Imaginemos una aventura marítima: un barco sólido, una tripulación variopinta, un capitán carismático y grandes esperanzas. Sin un rumbo definido, será simplemente un paseo que durará hasta que nos adentremos en aguas profundas. Perderemos de vista el faro y deberemos recurrir a nuestros conocimientos e instrumentos para orientarnos. Las olas serán más altas y el vaivén más pronunciado. Aun así, en estas aguas, el barco se mantendrá firme y la tripulación cumplirá con sus asignaciones avanzando sin cesar. Con el tiempo, los vientos fuertes, las nubes oscuras, las corrientes marinas y las olas desafiantes llegarán. El barco empezará a crujir y las cuerdas a chirriar, la tripulación se inquietará y buscará instrucciones precisas. Todos esperan una voz resonante que los oriente y asegure su paso. A medida que la tormenta se intensifica, incluso los más valientes vacilarán y derramarán lágrimas. El liderazgo debe ser firme y confiable, brindando certeza y confianza para resistir y avanzar. Es en estos momentos previos a la calma y la llegada al puerto donde se aprecia la destreza del capitán, la habilidad de los marineros y el conocimiento para ejecutar las órdenes adecuadas. Si se cumplen estos requisitos, se saldrá indemne de la tormenta; de lo contrario, la angustia se apoderará de todos.
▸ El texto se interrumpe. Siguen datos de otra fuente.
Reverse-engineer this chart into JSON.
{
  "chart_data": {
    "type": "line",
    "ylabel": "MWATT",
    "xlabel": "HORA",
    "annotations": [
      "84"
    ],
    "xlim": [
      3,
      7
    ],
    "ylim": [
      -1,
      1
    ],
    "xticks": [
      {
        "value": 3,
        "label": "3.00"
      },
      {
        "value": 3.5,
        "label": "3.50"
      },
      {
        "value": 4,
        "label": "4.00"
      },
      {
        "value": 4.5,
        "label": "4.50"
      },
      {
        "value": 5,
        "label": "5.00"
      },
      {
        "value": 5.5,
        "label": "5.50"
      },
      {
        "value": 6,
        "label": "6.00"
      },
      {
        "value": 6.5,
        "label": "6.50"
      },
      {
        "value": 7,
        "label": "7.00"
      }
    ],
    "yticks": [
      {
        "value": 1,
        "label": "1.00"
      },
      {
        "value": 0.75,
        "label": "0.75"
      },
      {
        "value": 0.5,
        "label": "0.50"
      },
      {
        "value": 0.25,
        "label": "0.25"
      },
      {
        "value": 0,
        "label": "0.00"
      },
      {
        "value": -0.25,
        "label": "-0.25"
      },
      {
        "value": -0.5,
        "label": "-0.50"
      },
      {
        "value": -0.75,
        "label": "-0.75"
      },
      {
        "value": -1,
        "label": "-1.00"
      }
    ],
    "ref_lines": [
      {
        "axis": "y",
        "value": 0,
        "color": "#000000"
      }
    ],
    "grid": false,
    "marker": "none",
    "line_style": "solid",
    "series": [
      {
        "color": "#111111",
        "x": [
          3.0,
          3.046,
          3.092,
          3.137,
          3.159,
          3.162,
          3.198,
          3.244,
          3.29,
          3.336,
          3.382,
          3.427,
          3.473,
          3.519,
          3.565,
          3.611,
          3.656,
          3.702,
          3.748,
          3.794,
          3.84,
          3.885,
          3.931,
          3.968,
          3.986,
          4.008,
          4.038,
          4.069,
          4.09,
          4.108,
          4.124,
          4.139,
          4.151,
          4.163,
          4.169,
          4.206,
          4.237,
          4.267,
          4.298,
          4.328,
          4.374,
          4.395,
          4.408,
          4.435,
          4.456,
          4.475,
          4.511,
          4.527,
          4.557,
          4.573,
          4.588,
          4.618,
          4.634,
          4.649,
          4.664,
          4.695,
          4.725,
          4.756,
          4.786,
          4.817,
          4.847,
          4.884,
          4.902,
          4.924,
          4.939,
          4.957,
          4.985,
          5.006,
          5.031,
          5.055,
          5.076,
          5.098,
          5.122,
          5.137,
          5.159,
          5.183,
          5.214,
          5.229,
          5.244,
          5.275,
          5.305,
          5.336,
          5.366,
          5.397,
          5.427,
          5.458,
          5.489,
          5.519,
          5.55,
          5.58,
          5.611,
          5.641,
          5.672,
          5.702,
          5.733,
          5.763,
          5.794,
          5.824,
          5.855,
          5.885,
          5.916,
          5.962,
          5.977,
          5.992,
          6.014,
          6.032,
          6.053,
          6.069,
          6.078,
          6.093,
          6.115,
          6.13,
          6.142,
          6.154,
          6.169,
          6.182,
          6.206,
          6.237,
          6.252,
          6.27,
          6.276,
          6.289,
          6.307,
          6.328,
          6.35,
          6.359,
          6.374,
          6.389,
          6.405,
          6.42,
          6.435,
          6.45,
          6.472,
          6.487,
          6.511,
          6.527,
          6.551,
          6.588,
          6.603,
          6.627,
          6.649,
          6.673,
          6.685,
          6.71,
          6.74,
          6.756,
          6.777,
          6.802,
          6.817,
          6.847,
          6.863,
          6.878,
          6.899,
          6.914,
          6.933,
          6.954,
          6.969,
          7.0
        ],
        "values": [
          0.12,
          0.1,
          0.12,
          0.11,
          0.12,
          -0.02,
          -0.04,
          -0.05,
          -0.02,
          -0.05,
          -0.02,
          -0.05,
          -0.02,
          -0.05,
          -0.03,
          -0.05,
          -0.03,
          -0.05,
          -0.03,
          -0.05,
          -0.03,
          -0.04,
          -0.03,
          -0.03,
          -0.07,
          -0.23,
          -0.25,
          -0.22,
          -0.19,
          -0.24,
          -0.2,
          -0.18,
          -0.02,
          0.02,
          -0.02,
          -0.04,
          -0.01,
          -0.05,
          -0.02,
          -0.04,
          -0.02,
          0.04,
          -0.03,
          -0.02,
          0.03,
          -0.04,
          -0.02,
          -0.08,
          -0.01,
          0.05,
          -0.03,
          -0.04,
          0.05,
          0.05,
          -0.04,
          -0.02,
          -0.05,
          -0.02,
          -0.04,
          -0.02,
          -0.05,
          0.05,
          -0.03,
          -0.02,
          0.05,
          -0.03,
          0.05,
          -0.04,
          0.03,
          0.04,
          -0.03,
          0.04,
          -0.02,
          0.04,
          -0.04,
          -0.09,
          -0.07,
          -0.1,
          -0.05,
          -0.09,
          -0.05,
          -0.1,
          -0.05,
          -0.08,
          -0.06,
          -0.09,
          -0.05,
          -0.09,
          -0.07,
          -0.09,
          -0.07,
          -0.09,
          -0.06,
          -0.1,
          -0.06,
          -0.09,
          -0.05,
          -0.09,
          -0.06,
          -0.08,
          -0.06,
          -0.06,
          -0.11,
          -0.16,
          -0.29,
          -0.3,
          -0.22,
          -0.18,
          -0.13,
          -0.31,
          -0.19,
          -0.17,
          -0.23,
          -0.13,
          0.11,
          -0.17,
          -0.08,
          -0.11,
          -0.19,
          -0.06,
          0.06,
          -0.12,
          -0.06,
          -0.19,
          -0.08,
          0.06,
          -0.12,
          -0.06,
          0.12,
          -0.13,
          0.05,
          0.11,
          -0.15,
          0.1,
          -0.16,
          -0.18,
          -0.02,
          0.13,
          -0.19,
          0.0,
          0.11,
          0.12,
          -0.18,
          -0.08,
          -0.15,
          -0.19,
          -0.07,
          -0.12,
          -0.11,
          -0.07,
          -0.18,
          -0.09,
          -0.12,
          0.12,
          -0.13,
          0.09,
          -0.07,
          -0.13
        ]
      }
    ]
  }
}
Pero sin un destino, solo la suerte evitará la tragedia. El mar es un cementerio de naves y proyectos fallidos que tomaron rumbos equivocados o se basaron en sueños infundados. El resultado final de todos ellos fue descender al fondo del mar.
Somos capitanes de nuestras naves y tenemos a nuestro cargo una nave y tripulación. Certeza, conocimiento, prudencia y confianza se espera de nuestro mando. Hagámoslo valer y seamos dignos de ese lugar en el puente de mando. Porque los falsos capitanes, aquellos que no cuidan su nave y tripulación, solo arrastran sus destinos y el de su barco a un viaje a la deriva.